KCCA, which relies largely on the Uganda Road Fund to maintain Kampala’s city roads, traffic lights and auxiliary infrastructure, received about UGX 10 billion for road maintenance in the 2025/2026 financial year.
The amount is far below the authority’s annual maintenance needs given the size, usage and strategic importance of the city’s road network.
Kampala manages approximately 2,114 kilometers of roads, of which only about 770 kilometers are paved. With limited funding, KCCA is often compelled to prioritize emergency interventions, leaving many roads to deteriorate beyond the point of routine maintenance and into costly rehabilitation.
Delayed maintenance has led to widespread surface failure, drainage breakdowns and rapid pavement degradation, particularly in high-traffic commercial and residential areas. These conditions, they said, are not the result of poor planning, but of insufficient and unpredictable maintenance funding.
Lawmakers acknowledged that neglecting maintenance has steadily eroded the national road stock.
“We are paying the price for years of underfunding maintenance,” Katumba said. “Parliament and the Ministry of Finance must align to protect what we already have.”
Kasilo County MP Elijah Okupa raised concerns over enforcement gaps that allow construction in road reserves, noting that limited Road Fund resources further constrain agencies like KCCA from correcting past planning violations.
Government currently allocates about UGX 500 billion annually to the road fund, but MPs and technical experts said the amount remains inadequate for maintaining both national and urban road networks amid rapid urbanization and rising traffic volumes.
Engineering experts urged government to strengthen and diversify Road Fund financing to ensure predictable disbursements.

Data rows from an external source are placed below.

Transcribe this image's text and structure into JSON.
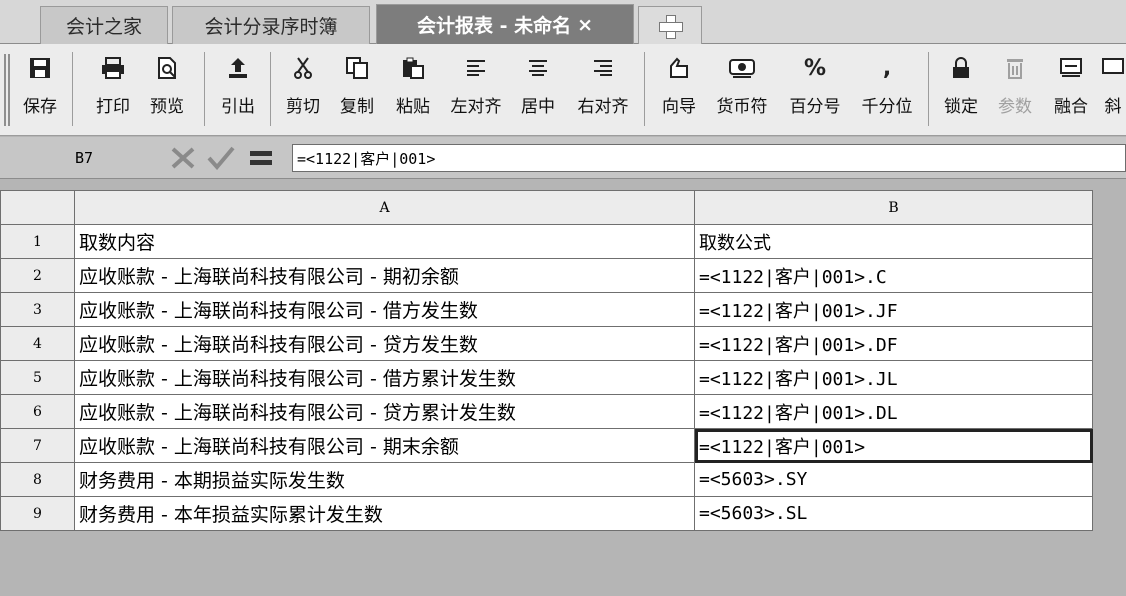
{
  "tabs": [
    {
      "label": "会计之家"
    },
    {
      "label": "会计分录序时簿"
    },
    {
      "label": "会计报表 - 未命名",
      "close": "×"
    }
  ],
  "toolbar": {
    "items": [
      {
        "label": "保存",
        "icon": "save-icon"
      },
      {
        "label": "打印",
        "icon": "print-icon"
      },
      {
        "label": "预览",
        "icon": "preview-icon"
      },
      {
        "label": "引出",
        "icon": "export-icon"
      },
      {
        "label": "剪切",
        "icon": "cut-icon"
      },
      {
        "label": "复制",
        "icon": "copy-icon"
      },
      {
        "label": "粘贴",
        "icon": "paste-icon"
      },
      {
        "label": "左对齐",
        "icon": "align-left-icon"
      },
      {
        "label": "居中",
        "icon": "align-center-icon"
      },
      {
        "label": "右对齐",
        "icon": "align-right-icon"
      },
      {
        "label": "向导",
        "icon": "wizard-icon"
      },
      {
        "label": "货币符",
        "icon": "currency-icon"
      },
      {
        "label": "百分号",
        "icon": "percent-icon"
      },
      {
        "label": "千分位",
        "icon": "thousands-icon"
      },
      {
        "label": "锁定",
        "icon": "lock-icon"
      },
      {
        "label": "参数",
        "icon": "params-icon",
        "disabled": true
      },
      {
        "label": "融合",
        "icon": "merge-icon"
      },
      {
        "label": "斜",
        "icon": "diagonal-icon"
      }
    ]
  },
  "formula_bar": {
    "cell_ref": "B7",
    "formula": "=<1122|客户|001>"
  },
  "grid": {
    "col_headers": [
      "A",
      "B"
    ],
    "rows": [
      {
        "num": "1",
        "a": "取数内容",
        "b": "取数公式"
      },
      {
        "num": "2",
        "a": "应收账款 - 上海联尚科技有限公司 - 期初余额",
        "b": "=<1122|客户|001>.C"
      },
      {
        "num": "3",
        "a": "应收账款 - 上海联尚科技有限公司 - 借方发生数",
        "b": "=<1122|客户|001>.JF"
      },
      {
        "num": "4",
        "a": "应收账款 - 上海联尚科技有限公司 - 贷方发生数",
        "b": "=<1122|客户|001>.DF"
      },
      {
        "num": "5",
        "a": "应收账款 - 上海联尚科技有限公司 - 借方累计发生数",
        "b": "=<1122|客户|001>.JL"
      },
      {
        "num": "6",
        "a": "应收账款 - 上海联尚科技有限公司 - 贷方累计发生数",
        "b": "=<1122|客户|001>.DL"
      },
      {
        "num": "7",
        "a": "应收账款 - 上海联尚科技有限公司 - 期末余额",
        "b": "=<1122|客户|001>"
      },
      {
        "num": "8",
        "a": "财务费用 - 本期损益实际发生数",
        "b": "=<5603>.SY"
      },
      {
        "num": "9",
        "a": "财务费用 - 本年损益实际累计发生数",
        "b": "=<5603>.SL"
      }
    ]
  }
}
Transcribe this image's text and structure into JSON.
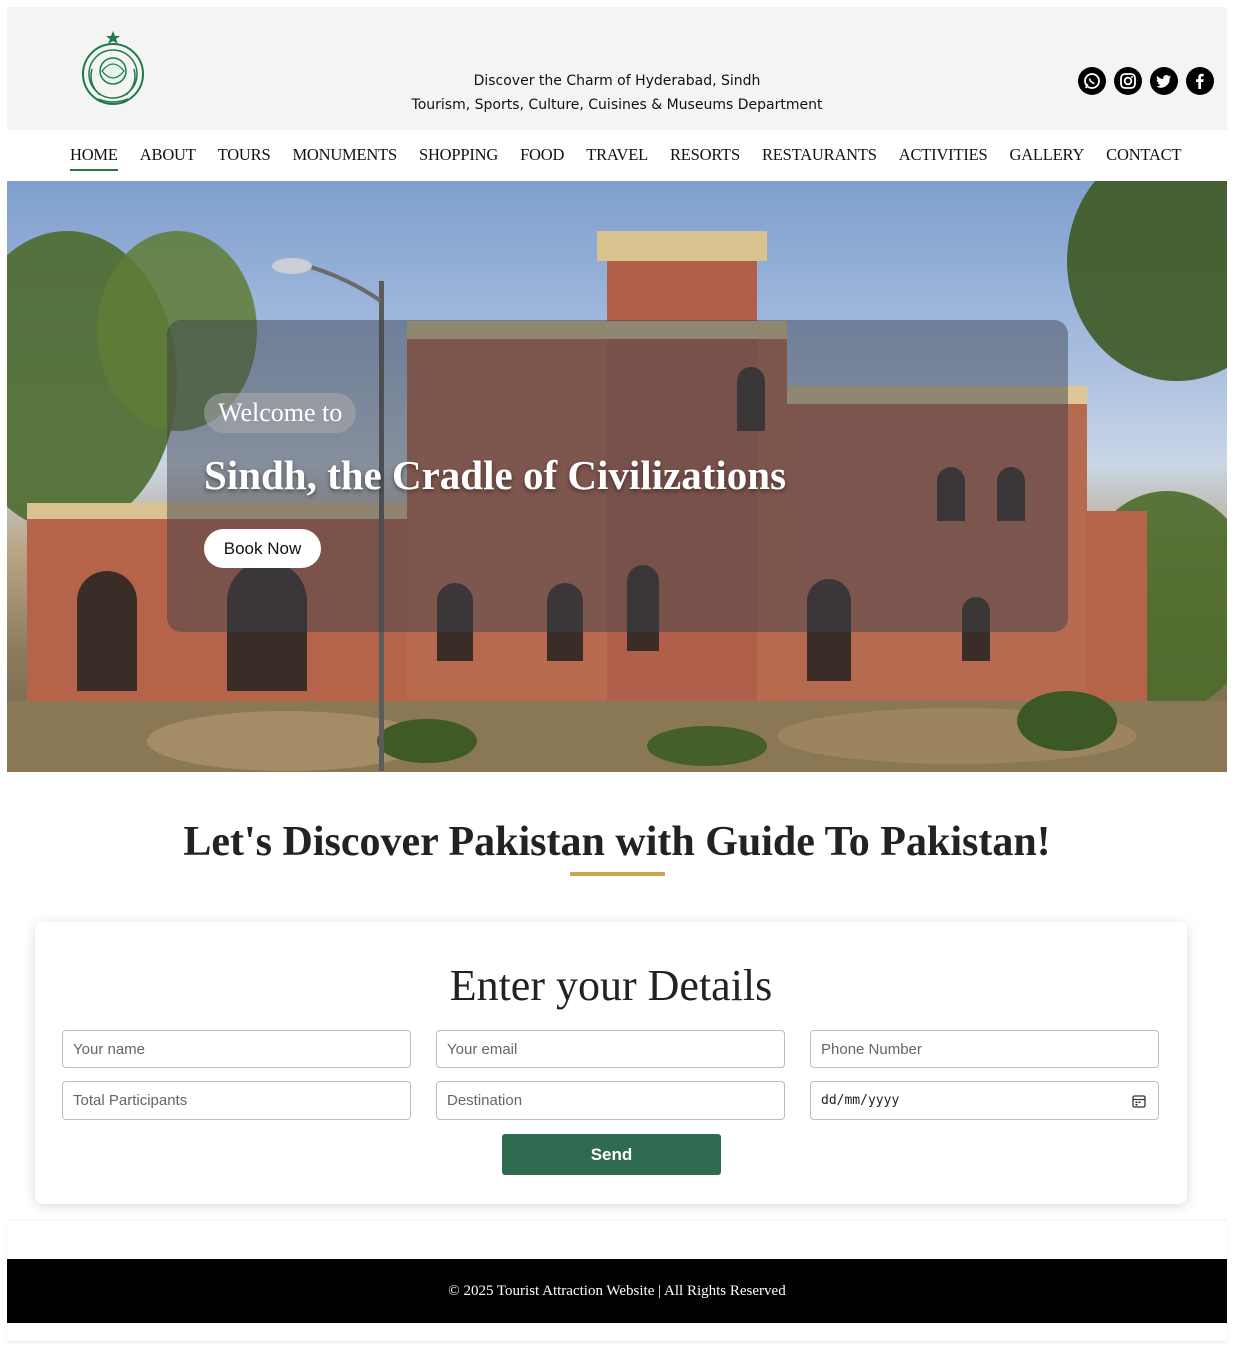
{
  "header": {
    "tagline_line1": "Discover the Charm of Hyderabad, Sindh",
    "tagline_line2": "Tourism, Sports, Culture, Cuisines & Museums Department",
    "logo_icon": "government-emblem-icon",
    "social": [
      {
        "icon": "whatsapp-icon",
        "glyph": "✆"
      },
      {
        "icon": "instagram-icon",
        "glyph": "◎"
      },
      {
        "icon": "twitter-icon",
        "glyph": "🐦"
      },
      {
        "icon": "facebook-icon",
        "glyph": "f"
      }
    ]
  },
  "nav": {
    "items": [
      "HOME",
      "ABOUT",
      "TOURS",
      "MONUMENTS",
      "SHOPPING",
      "FOOD",
      "TRAVEL",
      "RESORTS",
      "RESTAURANTS",
      "ACTIVITIES",
      "GALLERY",
      "CONTACT"
    ],
    "active": "HOME",
    "active_color": "#2a7a3a"
  },
  "hero": {
    "welcome": "Welcome to",
    "title": "Sindh, the Cradle of Civilizations",
    "button": "Book Now"
  },
  "discover": {
    "heading": "Let's Discover Pakistan with Guide To Pakistan!",
    "accent_color": "#c8a84a"
  },
  "form": {
    "title": "Enter your Details",
    "name_placeholder": "Your name",
    "email_placeholder": "Your email",
    "phone_placeholder": "Phone Number",
    "participants_placeholder": "Total Participants",
    "destination_placeholder": "Destination",
    "date_placeholder": "dd/mm/yyyy",
    "send": "Send",
    "send_color": "#2e6b50"
  },
  "footer": {
    "text": "© 2025 Tourist Attraction Website | All Rights Reserved"
  }
}
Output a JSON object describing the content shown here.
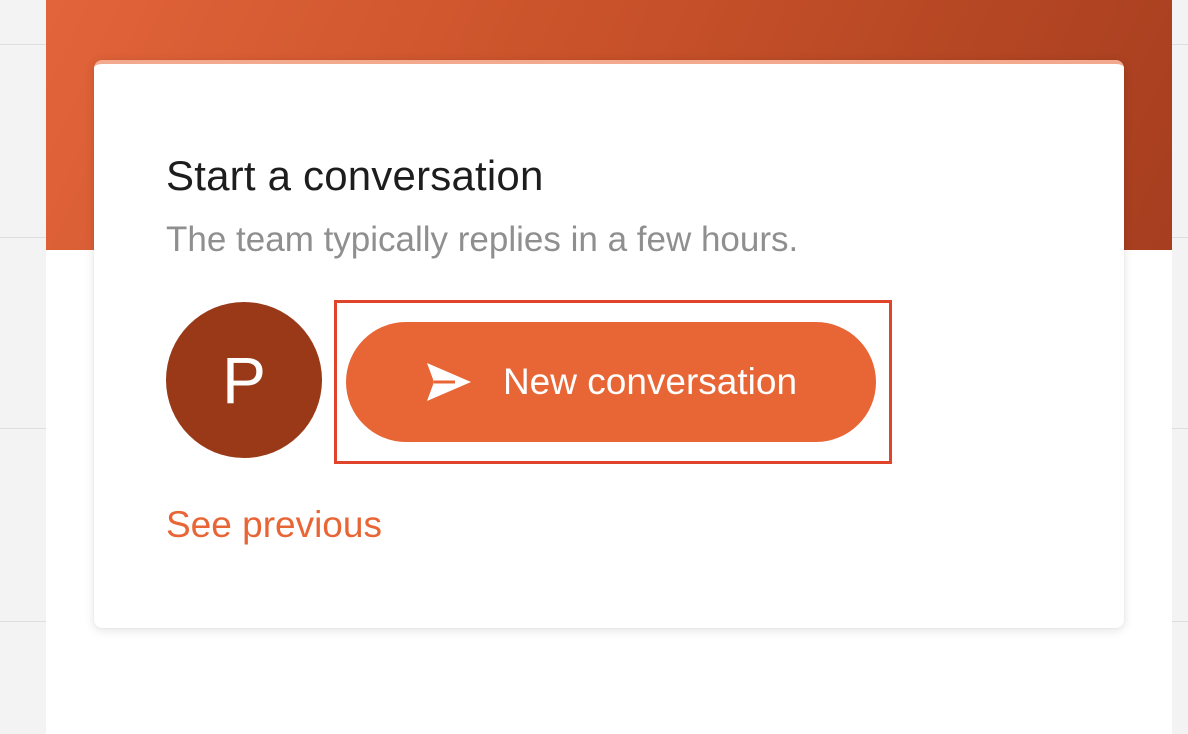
{
  "card": {
    "title": "Start a conversation",
    "subtitle": "The team typically replies in a few hours."
  },
  "avatar": {
    "initial": "P"
  },
  "actions": {
    "new_conversation_label": "New conversation",
    "new_conversation_icon": "send-icon",
    "see_previous_label": "See previous"
  },
  "colors": {
    "accent": "#e86535",
    "header_gradient_start": "#e2643a",
    "header_gradient_end": "#a63e1f",
    "avatar_bg": "#993917",
    "highlight": "#e0442a"
  }
}
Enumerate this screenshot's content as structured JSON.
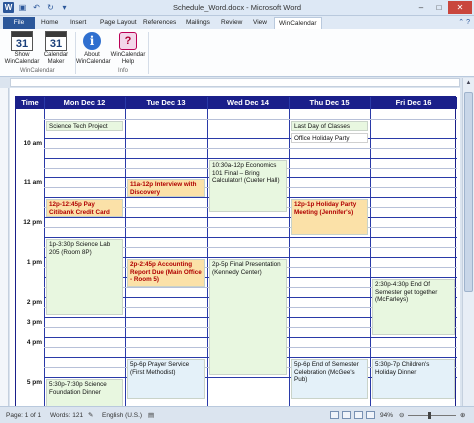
{
  "window": {
    "title": "Schedule_Word.docx  -  Microsoft Word",
    "controls": [
      "–",
      "□",
      "✕"
    ],
    "app_icon": "word-icon",
    "quick_access": [
      "save-icon",
      "undo-icon",
      "redo-icon",
      "customize-icon"
    ]
  },
  "tabs": [
    "File",
    "Home",
    "Insert",
    "Page Layout",
    "References",
    "Mailings",
    "Review",
    "View",
    "WinCalendar"
  ],
  "active_tab": "WinCalendar",
  "ribbon": {
    "buttons": [
      {
        "label1": "Show",
        "label2": "WinCalendar",
        "icon": "calendar-icon",
        "num": "31"
      },
      {
        "label1": "Calendar",
        "label2": "Maker",
        "icon": "calendar-maker-icon",
        "num": "31"
      },
      {
        "label1": "About",
        "label2": "WinCalendar",
        "icon": "info-icon",
        "glyph": "i"
      },
      {
        "label1": "WinCalendar",
        "label2": "Help",
        "icon": "help-icon",
        "glyph": "?"
      }
    ],
    "groups": [
      "WinCalendar",
      "Info"
    ]
  },
  "calendar": {
    "headers": [
      "Time",
      "Mon Dec 12",
      "Tue Dec 13",
      "Wed Dec 14",
      "Thu Dec 15",
      "Fri Dec 16"
    ],
    "times": [
      "10 am",
      "11 am",
      "12 pm",
      "1 pm",
      "2 pm",
      "3 pm",
      "4 pm",
      "5 pm"
    ],
    "events": [
      {
        "text": "Science Tech Project Due",
        "style": "green"
      },
      {
        "text": "Last Day of Classes",
        "style": "green"
      },
      {
        "text": "Office Holiday Party",
        "style": "plain"
      },
      {
        "text": "10:30a-12p Economics 101 Final – Bring Calculator! (Cueter Hall)",
        "style": "green"
      },
      {
        "text": "11a-12p Interview with Discovery",
        "style": "orange"
      },
      {
        "text": "12p-12:45p Pay Citibank Credit Card",
        "style": "orange"
      },
      {
        "text": "12p-1p Holiday Party Meeting (Jennifer's)",
        "style": "orange"
      },
      {
        "text": "1p-3:30p Science Lab 205 (Room 8P)",
        "style": "green"
      },
      {
        "text": "2p-5p Final Presentation (Kennedy Center)",
        "style": "green"
      },
      {
        "text": "2p-2:45p Accounting Report Due (Main Office - Room 5)",
        "style": "orange"
      },
      {
        "text": "2:30p-4:30p End Of Semester get together (McFarleys)",
        "style": "green"
      },
      {
        "text": "5p-6p Prayer Service (First Methodist)",
        "style": "blue"
      },
      {
        "text": "5p-6p End of Semester Celebration (McGee's Pub)",
        "style": "blue"
      },
      {
        "text": "5:30p-7:30p Science Foundation Dinner",
        "style": "green"
      },
      {
        "text": "5:30p-7p Children's Holiday Dinner",
        "style": "blue"
      }
    ]
  },
  "statusbar": {
    "page": "Page: 1 of 1",
    "words": "Words: 121",
    "language": "English (U.S.)",
    "zoom": "94%",
    "zoom_fraction": 0.47
  },
  "colors": {
    "header_bg": "#1a1f8a",
    "event_green": "#e8f7e0",
    "event_orange": "#fbe1a8",
    "event_orange_text": "#b00000",
    "event_blue": "#e4f1f9",
    "file_tab": "#2b579a"
  }
}
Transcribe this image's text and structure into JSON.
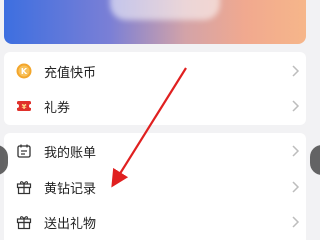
{
  "section1": {
    "items": [
      {
        "label": "充值快币",
        "icon": "coin-icon",
        "icon_glyph": "K"
      },
      {
        "label": "礼券",
        "icon": "coupon-icon",
        "icon_glyph": "¥"
      }
    ]
  },
  "section2": {
    "items": [
      {
        "label": "我的账单",
        "icon": "bill-icon"
      },
      {
        "label": "黄钻记录",
        "icon": "gift-box-icon"
      },
      {
        "label": "送出礼物",
        "icon": "gift-icon"
      }
    ]
  },
  "colors": {
    "accent_orange": "#f3a62b",
    "coupon_red": "#e0312b",
    "annotation_red": "#e02020"
  }
}
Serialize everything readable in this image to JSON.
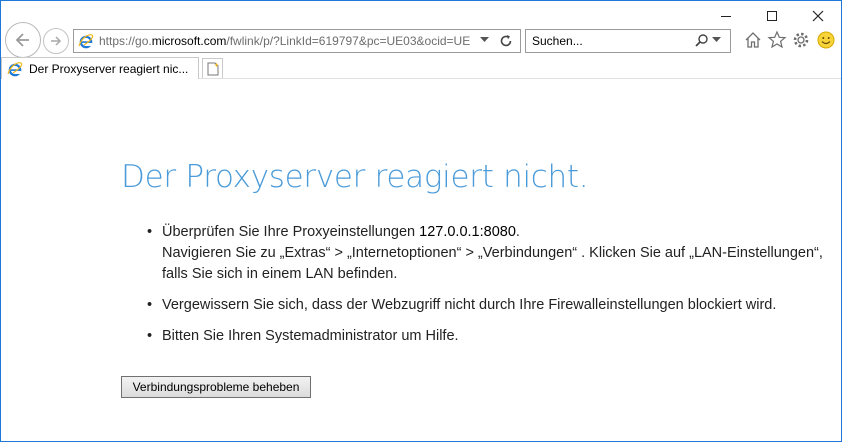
{
  "address_bar": {
    "url_prefix": "https://go.",
    "url_host": "microsoft.com",
    "url_rest": "/fwlink/p/?LinkId=619797&pc=UE03&ocid=UE"
  },
  "search": {
    "placeholder": "Suchen..."
  },
  "tab": {
    "title": "Der Proxyserver reagiert nic..."
  },
  "page": {
    "title": "Der Proxyserver reagiert nicht.",
    "bullet1_text": "Überprüfen Sie Ihre Proxyeinstellungen ",
    "bullet1_address": "127.0.0.1:8080",
    "bullet1_end": ".",
    "bullet1_line2": "Navigieren Sie zu „Extras“ > „Internetoptionen“ > „Verbindungen“ . Klicken Sie auf „LAN-Einstellungen“, falls Sie sich in einem LAN befinden.",
    "bullet2": "Vergewissern Sie sich, dass der Webzugriff nicht durch Ihre Firewalleinstellungen blockiert wird.",
    "bullet3": "Bitten Sie Ihren Systemadministrator um Hilfe.",
    "fix_button": "Verbindungsprobleme beheben"
  },
  "colors": {
    "title_blue": "#4a9bd9",
    "ie_blue": "#1e78d7",
    "window_border": "#1e78d7"
  },
  "icons": [
    "back-arrow-icon",
    "forward-arrow-icon",
    "ie-logo-icon",
    "dropdown-arrow-icon",
    "refresh-icon",
    "search-icon",
    "home-icon",
    "favorites-star-icon",
    "settings-gear-icon",
    "feedback-smiley-icon",
    "new-tab-icon"
  ]
}
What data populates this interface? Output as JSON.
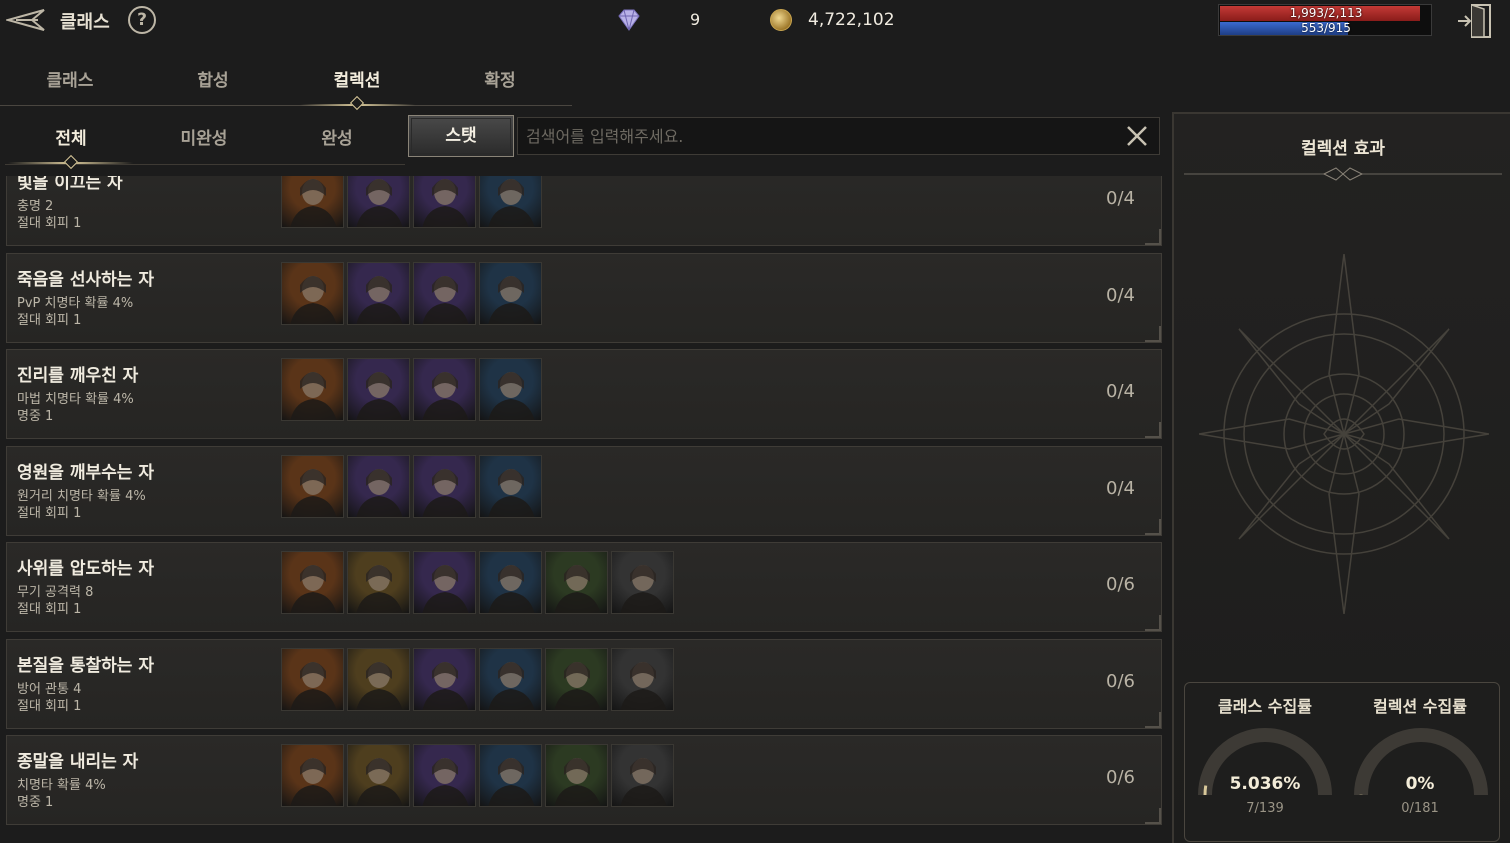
{
  "header": {
    "title": "클래스",
    "help_label": "?",
    "gem_count": "9",
    "gold_count": "4,722,102",
    "hp_text": "1,993/2,113",
    "mp_text": "553/915",
    "hp_fraction": 0.943,
    "mp_fraction": 0.604
  },
  "main_tabs": [
    "클래스",
    "합성",
    "컬렉션",
    "확정"
  ],
  "main_active": 2,
  "sub_tabs": [
    "전체",
    "미완성",
    "완성"
  ],
  "sub_active": 0,
  "stat_button": "스탯",
  "search": {
    "placeholder": "검색어를 입력해주세요.",
    "value": "",
    "clear_label": "X"
  },
  "collections": [
    {
      "name": "빛을 이끄는 자",
      "stat1": "충명 2",
      "stat2": "절대 회피 1",
      "count": "0/4",
      "portraits": [
        "orange",
        "purple",
        "purple",
        "blue"
      ]
    },
    {
      "name": "죽음을 선사하는 자",
      "stat1": "PvP 치명타 확률 4%",
      "stat2": "절대 회피 1",
      "count": "0/4",
      "portraits": [
        "orange",
        "purple",
        "purple",
        "blue"
      ]
    },
    {
      "name": "진리를 깨우친 자",
      "stat1": "마법 치명타 확률 4%",
      "stat2": "명중 1",
      "count": "0/4",
      "portraits": [
        "orange",
        "purple",
        "purple",
        "blue"
      ]
    },
    {
      "name": "영원을 깨부수는 자",
      "stat1": "원거리 치명타 확률 4%",
      "stat2": "절대 회피 1",
      "count": "0/4",
      "portraits": [
        "orange",
        "purple",
        "purple",
        "blue"
      ]
    },
    {
      "name": "사위를 압도하는 자",
      "stat1": "무기 공격력 8",
      "stat2": "절대 회피 1",
      "count": "0/6",
      "portraits": [
        "orange",
        "gold",
        "purple",
        "blue",
        "green",
        "gray"
      ]
    },
    {
      "name": "본질을 통찰하는 자",
      "stat1": "방어 관통 4",
      "stat2": "절대 회피 1",
      "count": "0/6",
      "portraits": [
        "orange",
        "gold",
        "purple",
        "blue",
        "green",
        "gray"
      ]
    },
    {
      "name": "종말을 내리는 자",
      "stat1": "치명타 확률 4%",
      "stat2": "명중 1",
      "count": "0/6",
      "portraits": [
        "orange",
        "gold",
        "purple",
        "blue",
        "green",
        "gray"
      ]
    }
  ],
  "panel": {
    "title": "컬렉션 효과",
    "class_rate_label": "클래스 수집률",
    "class_rate_pct": "5.036%",
    "class_rate_count": "7/139",
    "class_rate_value": 0.05036,
    "collection_rate_label": "컬렉션 수집률",
    "collection_rate_pct": "0%",
    "collection_rate_count": "0/181",
    "collection_rate_value": 0
  },
  "colors": {
    "orange": "#5a3418",
    "purple": "#35284e",
    "blue": "#1f3346",
    "gold": "#4e3e1e",
    "green": "#2c3a22",
    "gray": "#333333",
    "accent": "#d8c89a"
  }
}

KCCA Director for Engineering and Technical Services Eng. Justus Akankwasa, pointed to improvements in Kampala’s urban planning, noting that the new Kampala Physical Development Plan has introduced clearer zoning and more orderly high-rise development, progress that risks being undermined if road maintenance remains underfunded.
MPs warned that failure to reinforce the Road Fund could stall economic activity, raise transport costs and reverse hard-won infrastructure gains.